On 04.11.24 15:11, Petr Vaněk wrote:
I would like to report a regression in XFS introduced in kerenel v6.6 in
commit 5d8edfb900d5 ("iomap: Copy larger chunks from userspace"). On a
system running under Xen, when a process creates a file on an XFS file
system and writes exactly 2MB or more in a single write syscall,
accessing memory through mmap on that file causes the process to hang,
while dmesg is flooded with page fault warnings:
[...]
[ 62.406493] </TASK>
As shown in the log above, the issue persists in kernel 6.6.59. However,
it was recently resolved in commit 2b0f922323cc ("mm: don't install PMD
mappings when THPs are disabled by the hw/process/vma"). The fix was
backported to 6.11. Would it make sense to backport it to 6.6 as well?

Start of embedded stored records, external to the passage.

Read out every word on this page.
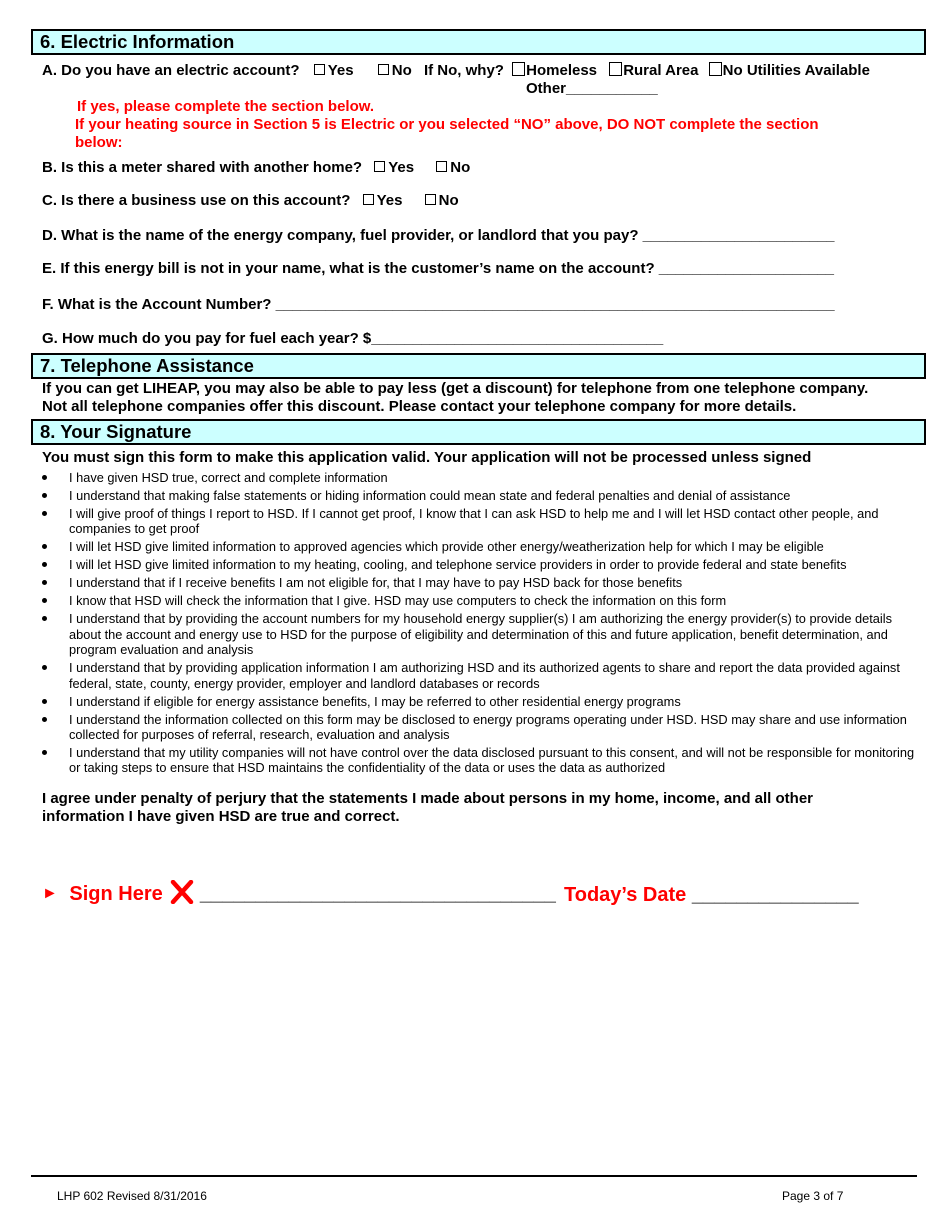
6. Electric Information
A. Do you have an electric account? Yes	No If No, why? Homeless Rural Area No Utilities Available
Other___________
If yes, please complete the section below.
If your heating source in Section 5 is Electric or you selected “NO” above, DO NOT complete the section
below:
B. Is this a meter shared with another home? Yes No
C. Is there a business use on this account? Yes No
D. What is the name of the energy company, fuel provider, or landlord that you pay? _______________________
E. If this energy bill is not in your name, what is the customer’s name on the account? _____________________
F. What is the Account Number? ___________________________________________________________________
G. How much do you pay for fuel each year? $___________________________________
7. Telephone Assistance
If you can get LIHEAP, you may also be able to pay less (get a discount) for telephone from one telephone company.
Not all telephone companies offer this discount. Please contact your telephone company for more details.
8. Your Signature
You must sign this form to make this application valid. Your application will not be processed unless signed
I have given HSD true, correct and complete information
I understand that making false statements or hiding information could mean state and federal penalties and denial of assistance
I will give proof of things I report to HSD. If I cannot get proof, I know that I can ask HSD to help me and I will let HSD contact other people, and companies to get proof
I will let HSD give limited information to approved agencies which provide other energy/weatherization help for which I may be eligible
I will let HSD give limited information to my heating, cooling, and telephone service providers in order to provide federal and state benefits
I understand that if I receive benefits I am not eligible for, that I may have to pay HSD back for those benefits
I know that HSD will check the information that I give. HSD may use computers to check the information on this form
I understand that by providing the account numbers for my household energy supplier(s) I am authorizing the energy provider(s) to provide details about the account and energy use to HSD for the purpose of eligibility and determination of this and future application, benefit determination, and program evaluation and analysis
I understand that by providing application information I am authorizing HSD and its authorized agents to share and report the data provided against federal, state, county, energy provider, employer and landlord databases or records
I understand if eligible for energy assistance benefits, I may be referred to other residential energy programs
I understand the information collected on this form may be disclosed to energy programs operating under HSD. HSD may share and use information collected for purposes of referral, research, evaluation and analysis
I understand that my utility companies will not have control over the data disclosed pursuant to this consent, and will not be responsible for monitoring or taking steps to ensure that HSD maintains the confidentiality of the data or uses the data as authorized
I agree under penalty of perjury that the statements I made about persons in my home, income, and all other
information I have given HSD are true and correct.
► Sign Here ________________________________ Today’s Date _______________
LHP 602 Revised 8/31/2016	Page 3 of 7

I was speculating about this in the patch description:
"Is it also a problem when the HW disabled THP using
TRANSPARENT_HUGEPAGE_UNSUPPORTED? At least on x86 this would be the
case without X86_FEATURE_PSE."
I assume we have a HW, where has_transparent_hugepage() == false, so
likely x86-64 without X86_FEATURE_PSE.
QEMU/KVM should be supporting X86_FEATURE_PSE, but maybe XEN does not
for its (PC?) guests? If I understood your setup correctly :)
At least years ago, this feature was not available in XEN PV guests [1].
Note that I already sent a backport [2], I should probably ping at this
point.
[1]
https://lore.kernel.org/all/57188ED802000078000E431C@xxxxxxxxxxxxxxxxxxxxxxx/
[2] https://lkml.kernel.org/r/20241022090952.4101444-1-david@xxxxxxxxxx
I encountered this issue while updating a Gentoo VM with an XFS
filesystem running under Xen. During a final stage of glibc update,
files were copied to the live system, but when locale-gen started, it
hung. I couldn't open a new shell, as it attempted to mmap an
LC_COLLATE-related file, resulting in the same page faults as reported
above.
Yes, looks like something is not happy about the PMD mapping that we
installed.
--
Cheers,
David / dhildenb